Si je vis les tirades d’agressivité qui nous frappent actuellement, j’aurais préféré m’en passer. Les spectacles qui sont maintenant complets l’étaient auparavant. Nous avons aussi de nombreux supporters qui s’expriment, mais en tant qu’artiste, je me demande face à ce scandale extrême : est-ce que j’aide davantage la cause ou est-ce que je lui nuit ? La dernière chose que je veux, c’est mettre mon casting en danger. Mon travail a pour but d’offenser, mais cela se déroule généralement dans l’espace protégé du théâtre.

Votre pièceck Saint” a un avertissement de déclenchement assez long. Cela indique des actes sexuels explicites ainsi que des représentations et des descriptions de violences (sexuelles), du vrai sang et du faux sang, des procédures de perçage et des blessures infligées. Comment trouvez-vous cela ?

Heureusement, nos émissions offrent bien plus que ce qui figure sur ces listes. Mais je suis fan des avertissements déclencheurs. Cela permet aux gens de décider beaucoup plus facilement s’ils veulent voir quelque chose et en faire l’expérience. Mais sur Internet, il n’y a plus d’accord sur quoi que ce soit, ni de niveau commun sur lequel discuter.

Tirez-vous de votre expérience quelque chose sur notre présent, ou les artistes ont-ils toujours dû s’adapter à différents types de réception sociale ?öposition?

Je pense qu’aujourd’hui, vous êtes beaucoup plus vulnérables aux attaques grâce aux médias sociaux et aux réseaux numériques. Les projections et les préjugés fleurissent ici, personne n’est obligé de soutenir personnellement les commentaires et d’assumer ses responsabilités, les opinions prospèrent « comme sur un tas de compost ». Ils sont le produit d’une combinaison idéale de préjugés et de lâcheté, car personne n’est obligé de communiquer directement. Je trouve aussi la position des médias difficile car beaucoup se copient et continuent de scandaliser. Et je suis convaincue que la nature de la menace de violence est liée au fait que je suis une femme. Je ne sais pas si Hermann Nitsch, qui a lui aussi fait un usage massif de l’iconographie catholique, a reçu des menaces de viol.

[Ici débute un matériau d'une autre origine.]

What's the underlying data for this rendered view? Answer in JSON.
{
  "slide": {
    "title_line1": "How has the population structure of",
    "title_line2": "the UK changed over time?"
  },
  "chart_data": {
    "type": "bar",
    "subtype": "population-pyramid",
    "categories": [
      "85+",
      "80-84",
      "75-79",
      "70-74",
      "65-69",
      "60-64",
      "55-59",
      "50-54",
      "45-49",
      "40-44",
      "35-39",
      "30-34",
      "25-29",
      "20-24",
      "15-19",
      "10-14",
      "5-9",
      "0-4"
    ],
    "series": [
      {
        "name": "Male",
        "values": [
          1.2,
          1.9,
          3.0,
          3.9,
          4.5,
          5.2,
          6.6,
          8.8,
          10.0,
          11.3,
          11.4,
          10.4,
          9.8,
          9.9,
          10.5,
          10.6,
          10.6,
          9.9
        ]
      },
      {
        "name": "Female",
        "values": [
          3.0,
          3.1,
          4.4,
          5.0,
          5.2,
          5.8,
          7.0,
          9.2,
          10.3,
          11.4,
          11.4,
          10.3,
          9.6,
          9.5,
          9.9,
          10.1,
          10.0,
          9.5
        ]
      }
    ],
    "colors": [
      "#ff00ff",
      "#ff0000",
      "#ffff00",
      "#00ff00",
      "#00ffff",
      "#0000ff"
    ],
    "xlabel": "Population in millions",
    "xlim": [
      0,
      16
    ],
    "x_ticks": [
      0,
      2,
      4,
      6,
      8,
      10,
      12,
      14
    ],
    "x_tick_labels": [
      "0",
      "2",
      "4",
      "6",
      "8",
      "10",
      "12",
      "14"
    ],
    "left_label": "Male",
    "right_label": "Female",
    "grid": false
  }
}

Avez-vous appris quelque chose de ces derniers jours ?

Je réalise à quel point il est important de poursuivre mon travail car il est évidemment nécessaire et il reste encore beaucoup de questions féministes non traitées. J’entends sans cesse dire que l’égalité existe depuis longtemps. Vous êtes désormais confrontés à la réalité, qui est complètement différente et malheureusement assez misogyne. Il y a également eu beaucoup d’échanges précieux au sein de notre équipe qui n’auraient peut-être pas eu lieu autrement. Je ne veux certainement pas être censuré, mais je trouve triste que nous ayons désormais besoin de mesures de sécurité pour le spectacle afin de protéger le public. C’est un renversement absurde. Pour moi, “Sancta” est une pièce très spéciale car elle est tout simplement belle et traite de thèmes centraux tels que la liberté, l’amour et la communauté. Cela ne correspond pas du tout à la représentation médiatique. C’est pourquoi j’espère que le plus grand nombre possible de personnes pourront voir les représentations et constater par elles-mêmes.